2026-06-23 21:03:00, Kosova & Bota CNA

Merz supports plans to raise retirement age in Germany

Germany will gradually raise the retirement age to around 70 by the early 2090s, according to recommendations backed by Chancellor Friedrich Merz, as a means of preparing the pension system for the future of an aging population.

Presenting its findings on Tuesday, an expert commission set up to review reforms to the pension system said the retirement age should be linked to increasing life expectancy and early retirement should be abolished.

“No citizen should worry,” Merz said, adding that the measures would prevent the collapse of the crumbling pension system and strengthen the social contract between generations. Young people, he argued, would be given “reason for optimism” by the measures, which would “lift a huge burden” off their shoulders.

The expert commission held long daily sessions from January until presenting its 33-point plan on Tuesday.

Among its main recommendations are that mandatory contributions made by employees and employers be invested in the stock market in order to grow and protect the value of the fund for future generations. It also proposed expanding mandatory pension contributions to include civil servants and self-employed workers.

The current retirement age for anyone retiring in the early 2030s in Germany is 67, a figure set about two decades ago. The panel said this should gradually increase in line with life expectancy, rising to around 70 by the early 2090s.

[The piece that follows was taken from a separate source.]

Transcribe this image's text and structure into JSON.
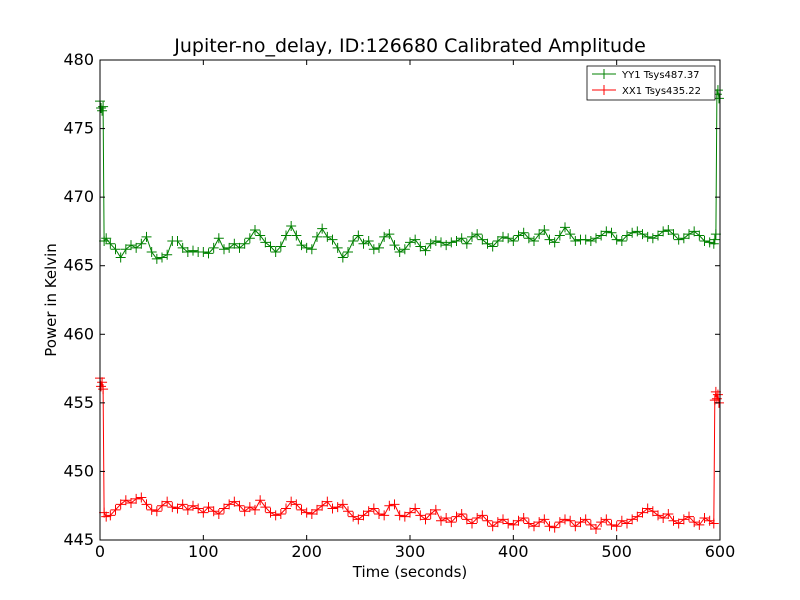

Germany has one of the fastest-aging populations in the world and, like many Western countries, has faced a challenge of how to ensure its pension system has a future when fewer and fewer workers are funding the pensions of more and more retirees who are living longer and longer.

The government hopes to pass the reforms before the summer recess next month, although they still need to be debated and voted on in parliament. “All elements of this reform package must now be implemented swiftly,” Merz said, insisting: “Failure is not an option.”

The leader of the conservative Christian Democrats said his coalition was united in its unwillingness to get bogged down in the wording mess, after some left-wing members of the government from his junior coalition partners, the Social Democrats, as well as unions, had questioned the fairness of some of the recommendations.

Critics targeted the proposal to remove the right for those who have worked for 45 years to retire at age 63 without seeing any reduction in their pension, saying it would penalize those in physically demanding, lower-paid jobs, such as construction workers or caretakers. Experts pointed out that this had often benefited men in well-paid positions who had a proven history of uninterrupted employment.

"We cannot afford isolation or the rejection of individual measures," Merz said, adding that the reform commission had created a "comprehensive concept... that works as a whole."

Merz is under pressure to show that his government - in office for just over a year but struggling in the polls and beset by internal strife - can deliver on its promises of sweeping economic and social reforms in a bid to revive Germany's weakened economy.